Si hay algo que todos hemos hecho, es llorar. Siempre que nos referimos al llanto lo asimilamos al dolor, frustración y desencanto. No tiene por qué ser así, pero lo es la mayoría de las veces.
Tratamos de no llorar, a veces incluso nos tragamos las lágrimas para que el que está enfrente no note nuestra desesperación, otras lloramos sin ellas en un acto heroico de resistir el sufrimiento con entereza. Y todo, porque llorar está mal visto. Desde pequeños nos han dicho que no se llora, sobre todo, y estúpidamente, a los hombres; que hay que resistir , como si estuviésemos en una trinchera agazapados contra el enemigo, y que llorar es de débiles.

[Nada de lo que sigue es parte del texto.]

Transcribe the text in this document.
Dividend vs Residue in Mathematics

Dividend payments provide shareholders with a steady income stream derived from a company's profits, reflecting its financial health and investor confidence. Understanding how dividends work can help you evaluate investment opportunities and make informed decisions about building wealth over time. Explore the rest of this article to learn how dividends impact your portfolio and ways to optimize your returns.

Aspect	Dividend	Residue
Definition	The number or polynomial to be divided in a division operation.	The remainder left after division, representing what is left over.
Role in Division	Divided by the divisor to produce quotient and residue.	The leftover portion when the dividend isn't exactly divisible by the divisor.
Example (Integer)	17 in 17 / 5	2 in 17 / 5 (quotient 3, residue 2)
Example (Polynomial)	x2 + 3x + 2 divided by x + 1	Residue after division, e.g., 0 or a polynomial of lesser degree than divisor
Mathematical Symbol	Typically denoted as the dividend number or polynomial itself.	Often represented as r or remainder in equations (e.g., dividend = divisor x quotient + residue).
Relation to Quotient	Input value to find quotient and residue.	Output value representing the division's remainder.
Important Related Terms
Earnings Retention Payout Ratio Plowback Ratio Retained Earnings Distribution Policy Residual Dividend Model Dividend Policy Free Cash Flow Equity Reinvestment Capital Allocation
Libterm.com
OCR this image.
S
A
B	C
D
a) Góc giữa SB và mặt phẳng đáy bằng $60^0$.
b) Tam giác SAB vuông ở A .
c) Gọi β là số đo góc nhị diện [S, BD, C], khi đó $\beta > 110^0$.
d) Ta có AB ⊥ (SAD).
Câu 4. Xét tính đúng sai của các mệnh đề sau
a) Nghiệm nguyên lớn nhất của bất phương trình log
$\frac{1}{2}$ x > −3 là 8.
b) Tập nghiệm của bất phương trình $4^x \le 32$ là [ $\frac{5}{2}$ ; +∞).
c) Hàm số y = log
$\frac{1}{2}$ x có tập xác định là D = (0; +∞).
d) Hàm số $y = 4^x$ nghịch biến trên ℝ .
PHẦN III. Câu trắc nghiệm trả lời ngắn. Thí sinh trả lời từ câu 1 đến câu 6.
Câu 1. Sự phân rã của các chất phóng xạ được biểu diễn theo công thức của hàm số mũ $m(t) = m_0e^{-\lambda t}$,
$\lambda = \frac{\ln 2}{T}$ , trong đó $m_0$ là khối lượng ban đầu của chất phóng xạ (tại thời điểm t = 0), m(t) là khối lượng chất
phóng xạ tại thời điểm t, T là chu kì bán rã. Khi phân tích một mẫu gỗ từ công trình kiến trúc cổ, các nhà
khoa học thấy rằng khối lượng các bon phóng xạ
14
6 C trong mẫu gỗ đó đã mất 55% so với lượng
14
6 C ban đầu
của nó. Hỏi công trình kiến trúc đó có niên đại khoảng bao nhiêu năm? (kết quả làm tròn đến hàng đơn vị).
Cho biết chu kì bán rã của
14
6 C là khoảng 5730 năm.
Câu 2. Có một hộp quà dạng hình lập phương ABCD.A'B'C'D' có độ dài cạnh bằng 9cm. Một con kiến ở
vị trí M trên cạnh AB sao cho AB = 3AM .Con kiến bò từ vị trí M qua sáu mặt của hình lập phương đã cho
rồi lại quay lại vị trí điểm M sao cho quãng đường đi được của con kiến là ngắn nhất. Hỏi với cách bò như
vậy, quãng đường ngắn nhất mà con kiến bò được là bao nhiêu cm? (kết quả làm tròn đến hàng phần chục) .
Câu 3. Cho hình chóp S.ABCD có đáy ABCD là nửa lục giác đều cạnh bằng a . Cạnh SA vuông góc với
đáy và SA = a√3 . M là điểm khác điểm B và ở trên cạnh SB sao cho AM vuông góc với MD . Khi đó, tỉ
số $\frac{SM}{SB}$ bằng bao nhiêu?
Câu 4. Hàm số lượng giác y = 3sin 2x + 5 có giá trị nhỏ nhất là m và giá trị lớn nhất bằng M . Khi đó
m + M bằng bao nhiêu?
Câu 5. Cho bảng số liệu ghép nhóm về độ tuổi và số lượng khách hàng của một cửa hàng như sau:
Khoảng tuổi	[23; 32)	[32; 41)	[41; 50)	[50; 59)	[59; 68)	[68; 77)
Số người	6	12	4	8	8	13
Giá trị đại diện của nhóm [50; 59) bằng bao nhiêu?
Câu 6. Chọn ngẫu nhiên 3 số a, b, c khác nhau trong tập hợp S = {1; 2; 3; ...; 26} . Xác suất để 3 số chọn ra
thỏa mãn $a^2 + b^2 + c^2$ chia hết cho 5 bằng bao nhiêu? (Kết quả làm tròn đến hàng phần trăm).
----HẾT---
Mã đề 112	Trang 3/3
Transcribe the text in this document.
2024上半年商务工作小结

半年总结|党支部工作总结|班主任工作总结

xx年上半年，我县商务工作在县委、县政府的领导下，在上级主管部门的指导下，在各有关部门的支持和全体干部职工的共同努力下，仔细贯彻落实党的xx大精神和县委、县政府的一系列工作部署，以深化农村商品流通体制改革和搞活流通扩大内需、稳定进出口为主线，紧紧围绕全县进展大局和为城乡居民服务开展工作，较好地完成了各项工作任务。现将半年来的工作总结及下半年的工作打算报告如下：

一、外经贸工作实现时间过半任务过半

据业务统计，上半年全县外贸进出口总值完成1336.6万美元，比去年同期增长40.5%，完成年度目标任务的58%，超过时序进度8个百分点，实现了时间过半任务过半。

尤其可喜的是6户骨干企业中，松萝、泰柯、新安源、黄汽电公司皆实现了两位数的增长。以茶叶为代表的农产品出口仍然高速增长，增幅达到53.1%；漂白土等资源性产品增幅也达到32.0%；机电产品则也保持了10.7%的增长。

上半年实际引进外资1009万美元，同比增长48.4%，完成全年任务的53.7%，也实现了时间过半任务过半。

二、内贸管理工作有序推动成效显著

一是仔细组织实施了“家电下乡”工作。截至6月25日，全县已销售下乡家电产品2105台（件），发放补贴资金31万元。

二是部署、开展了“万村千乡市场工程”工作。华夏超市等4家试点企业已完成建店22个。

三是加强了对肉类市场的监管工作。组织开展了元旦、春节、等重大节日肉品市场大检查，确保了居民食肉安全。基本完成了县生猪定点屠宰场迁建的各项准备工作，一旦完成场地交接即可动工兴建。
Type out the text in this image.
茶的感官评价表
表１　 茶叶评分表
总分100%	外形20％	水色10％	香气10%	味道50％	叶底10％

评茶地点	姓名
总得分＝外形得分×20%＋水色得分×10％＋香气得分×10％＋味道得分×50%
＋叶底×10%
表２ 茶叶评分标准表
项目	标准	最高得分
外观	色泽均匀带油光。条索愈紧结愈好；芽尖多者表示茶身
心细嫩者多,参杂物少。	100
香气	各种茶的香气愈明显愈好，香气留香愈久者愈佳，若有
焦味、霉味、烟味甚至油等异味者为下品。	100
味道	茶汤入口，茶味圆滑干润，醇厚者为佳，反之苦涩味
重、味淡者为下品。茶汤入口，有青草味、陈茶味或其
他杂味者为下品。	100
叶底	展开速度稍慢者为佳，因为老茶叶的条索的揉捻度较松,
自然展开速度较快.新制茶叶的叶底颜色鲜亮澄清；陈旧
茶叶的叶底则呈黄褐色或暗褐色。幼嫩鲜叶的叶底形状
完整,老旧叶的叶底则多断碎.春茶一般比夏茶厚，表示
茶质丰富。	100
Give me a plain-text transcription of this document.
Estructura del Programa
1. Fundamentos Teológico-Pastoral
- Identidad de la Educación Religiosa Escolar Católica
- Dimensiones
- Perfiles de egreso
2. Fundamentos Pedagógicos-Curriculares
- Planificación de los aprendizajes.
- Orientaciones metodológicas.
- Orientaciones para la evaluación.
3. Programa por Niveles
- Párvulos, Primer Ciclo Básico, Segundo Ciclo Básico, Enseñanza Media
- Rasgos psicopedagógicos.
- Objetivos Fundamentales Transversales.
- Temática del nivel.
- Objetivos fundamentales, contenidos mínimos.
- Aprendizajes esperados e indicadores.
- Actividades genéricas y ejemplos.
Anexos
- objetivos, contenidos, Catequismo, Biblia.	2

Estos reiterados mensajes, que van calando desde la infancia en nuestro carácter, han favorecido la aparición de muchas tristezas, depresiones, angustias reprimidas e insatisfacciones no resueltas.
Llorar es bueno, incluso yo diría que es un acto sagrado donde las emociones emanan a borbotones, y en el cual se desbordan las penas, las alegrías o todo aquello que sea motivo de llanto.
Cuando lloramos, sanamos de algún modo. Es un relámpago fulminante que nos limpia por dentro; un acto de valentía en el que nos damos permiso para seguir adelante y coger impulso para continuar.
Hay un magnífico librito, “El caballero de la armadura oxidada” ( Robert Fisher), en el cual lo único que le permite al protagonista liberarse de sí mismo, de sus propias miserias y de sus errores, para acercarse a lo que ama, son las lágrimas.
No te preocupe llorar, no lo reprimas, al contrario, hazlo cada vez que lo necesites liberando la rabia, la impotencia, los recuerdos o la indignación…eso sí, luego lávate la cara con agua fría, mírate al espejo, emplea la voz de tu sabiduría interior para decirte cuánto vales y sal de la tristeza con la certeza y el poder de saber que tú lo eres todo, por contener toda la grandeza divina del universo.
Eso es lo que debes recordar, siempre.